US aluminium castings producer Eck Industries and Canada's Imperial Mining are building prototypes for a battery box for electric vehicles (EVs) made from a high-strength scandium-modified aluminium alloy, potentially opening up a significant new end-use market for scandium.
Imperial began working with Eck in May to investigate adding critical mineral scandium to a widely available commercial alloy known as AlMag, or alloy 535 — a lightweight aluminium alloy that contains 7pc magnesium. Eck already uses AlMag in several of its commercial products for the automotive sector. Adding scandium increases the yield strength, opening up new structural applications in the high-growth EV market.
Castings have not been seen as an obvious route for developing the use of scandium in alloys. "While this is true in some cast alloys it is not universally true," Eck vice-president for research and development David Weiss said. "This work, entailing innovative casting methods and heat treatment, lays the groundwork for additional improvement in cast alloys".

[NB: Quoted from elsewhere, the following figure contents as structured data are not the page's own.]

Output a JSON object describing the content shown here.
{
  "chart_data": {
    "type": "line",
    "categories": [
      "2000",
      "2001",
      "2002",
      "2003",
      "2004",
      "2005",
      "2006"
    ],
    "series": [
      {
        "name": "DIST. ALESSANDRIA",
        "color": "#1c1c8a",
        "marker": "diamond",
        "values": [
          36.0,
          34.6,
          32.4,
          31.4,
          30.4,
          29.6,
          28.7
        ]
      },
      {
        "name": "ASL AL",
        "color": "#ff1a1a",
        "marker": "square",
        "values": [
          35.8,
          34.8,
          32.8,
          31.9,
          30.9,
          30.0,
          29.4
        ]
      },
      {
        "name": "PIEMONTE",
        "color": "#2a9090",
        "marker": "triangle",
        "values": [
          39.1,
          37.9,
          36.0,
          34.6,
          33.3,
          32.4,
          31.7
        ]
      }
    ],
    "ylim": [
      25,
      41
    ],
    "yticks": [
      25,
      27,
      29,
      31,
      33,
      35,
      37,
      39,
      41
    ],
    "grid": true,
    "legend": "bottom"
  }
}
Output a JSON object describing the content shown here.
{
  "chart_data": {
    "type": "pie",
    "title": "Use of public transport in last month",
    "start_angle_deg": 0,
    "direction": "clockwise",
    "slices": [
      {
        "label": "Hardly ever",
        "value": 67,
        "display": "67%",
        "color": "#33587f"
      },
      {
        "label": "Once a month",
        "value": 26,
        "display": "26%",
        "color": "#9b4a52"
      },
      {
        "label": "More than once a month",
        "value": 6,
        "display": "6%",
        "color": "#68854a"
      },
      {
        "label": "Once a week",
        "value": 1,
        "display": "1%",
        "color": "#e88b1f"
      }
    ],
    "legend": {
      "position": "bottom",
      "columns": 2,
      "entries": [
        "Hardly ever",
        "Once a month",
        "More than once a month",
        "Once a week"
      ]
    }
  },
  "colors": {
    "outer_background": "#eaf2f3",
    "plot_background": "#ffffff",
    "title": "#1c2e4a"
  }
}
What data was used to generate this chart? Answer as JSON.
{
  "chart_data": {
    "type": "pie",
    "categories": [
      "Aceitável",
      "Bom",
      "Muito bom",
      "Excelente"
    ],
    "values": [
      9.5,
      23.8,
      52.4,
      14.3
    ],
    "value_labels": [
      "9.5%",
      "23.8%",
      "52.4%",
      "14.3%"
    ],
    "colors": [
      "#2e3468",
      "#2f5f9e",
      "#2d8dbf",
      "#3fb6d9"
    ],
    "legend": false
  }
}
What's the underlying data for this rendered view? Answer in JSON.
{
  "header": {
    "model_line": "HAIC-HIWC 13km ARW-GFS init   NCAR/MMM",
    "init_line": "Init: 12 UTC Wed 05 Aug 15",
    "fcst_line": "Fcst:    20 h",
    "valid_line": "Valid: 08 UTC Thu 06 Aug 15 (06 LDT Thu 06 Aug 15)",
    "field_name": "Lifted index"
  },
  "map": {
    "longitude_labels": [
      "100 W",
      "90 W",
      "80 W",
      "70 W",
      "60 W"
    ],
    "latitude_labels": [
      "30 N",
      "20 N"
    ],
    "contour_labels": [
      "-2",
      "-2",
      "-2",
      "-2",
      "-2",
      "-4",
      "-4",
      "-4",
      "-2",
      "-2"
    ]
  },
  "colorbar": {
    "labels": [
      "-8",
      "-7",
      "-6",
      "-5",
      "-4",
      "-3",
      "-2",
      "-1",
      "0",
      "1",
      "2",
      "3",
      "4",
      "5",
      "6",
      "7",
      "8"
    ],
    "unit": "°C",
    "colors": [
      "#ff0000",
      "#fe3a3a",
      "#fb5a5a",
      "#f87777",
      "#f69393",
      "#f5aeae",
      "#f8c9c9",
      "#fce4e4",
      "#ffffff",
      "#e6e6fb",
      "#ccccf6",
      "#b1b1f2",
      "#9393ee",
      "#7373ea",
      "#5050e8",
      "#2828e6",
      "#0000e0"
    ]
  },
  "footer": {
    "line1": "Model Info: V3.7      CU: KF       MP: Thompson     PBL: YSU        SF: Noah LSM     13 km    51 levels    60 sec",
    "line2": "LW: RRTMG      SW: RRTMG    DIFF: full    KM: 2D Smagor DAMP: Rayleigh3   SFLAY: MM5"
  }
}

Part of the appeal of castings technology is that it makes it possible to produce extremely complex parts at a lower cost.
"The test data show that we have met or exceeded the material properties requirements for EV battery boxes for a major North American automotive manufacturer," Imperial chief executive Peter Cashin said. "We will now begin working with Eck on prototyping components."
The potential of aluminium-scandium alloys for the aerospace and transportation sector has been understood for decades, but never commercialised outside the defence sector. Instead, scandium developed niche applications in electronics, lasers, sporting equipment and, more recently, in clean energy. The main development barrier has been the lack of a clear path to the supply growth and the production cost transparency needed for bigger applications. Until recently, scandium was only produced in small quantities as a by-product from mining operations in Asia-Pacific and Russia. But a major investment by UK-Australian mining company Rio Tinto, which built a 3 t/yr demonstration scandium oxide plant in Quebec this year, has increased interest in all the potential applications.
Rio Tinto sold the first batch of scandium-aluminium alloy billet produced at its plant in Sorel-Tracy to Australian additive manufacturer and developer Amaero in March. Amaero is processing it into 3D printing powder for its high operating temperature Amaero Al alloy for lightweight applications.